Final answer:
The skydiver was in free fall for approximately 9 seconds before reaching an instantaneous velocity of 88.2 meters per second, calculated using the formula t = (V - V0)/a with the acceleration due to gravity.
Step-by-step explanation:
To determine how long the skydiver was in free fall before reaching an instantaneous velocity of 88.2 meters per second, we must consider the acceleration due to gravity and the forces involved.
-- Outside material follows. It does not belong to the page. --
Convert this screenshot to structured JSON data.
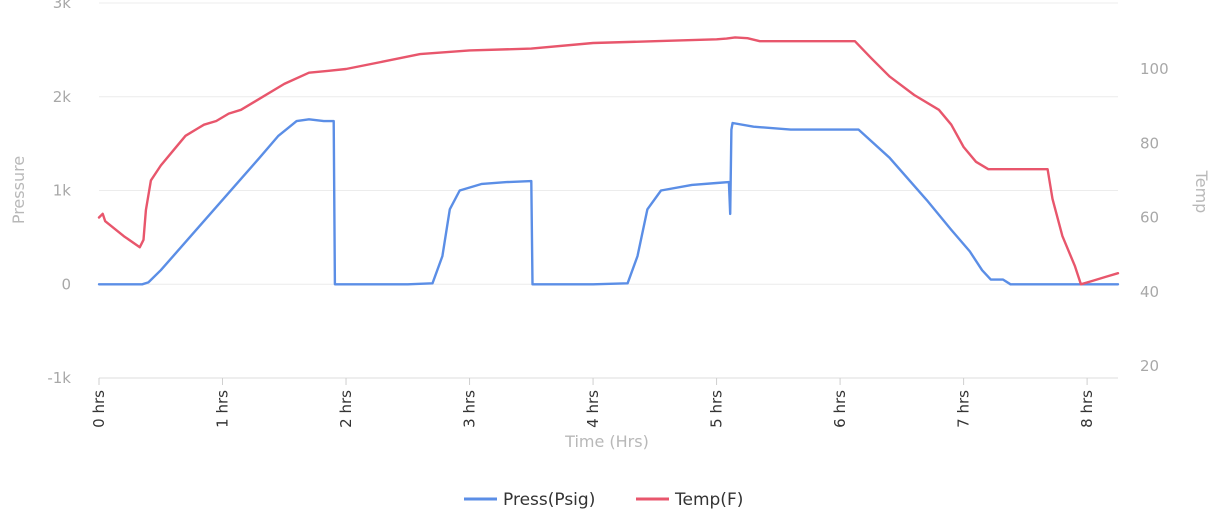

During the first 2 seconds, the skydiver accelerates at 9.8 m/s², which gives a speed of 19.6 m/s after 2 seconds. Assuming that for the remainder of the time until the parachute is deployed, the skydiver is falling with a constant acceleration of 9.8 m/s², we can use the kinematic equation:
V = V0 + at
Where V is the final velocity (88.2 m/s), V0 is the initial velocity (0 m/s, as the skydiver starts from rest), a is the acceleration (9.8 m/s²), and t is the time in seconds. Rearranging the equation to solve for t gives:
t = (V - V0)/a
t = (88.2 m/s) / (9.8 m/s²)
t ≈ 9 seconds
Therefore, the skydiver was in free fall for approximately 9 seconds before reaching the velocity of 88.2 m/s.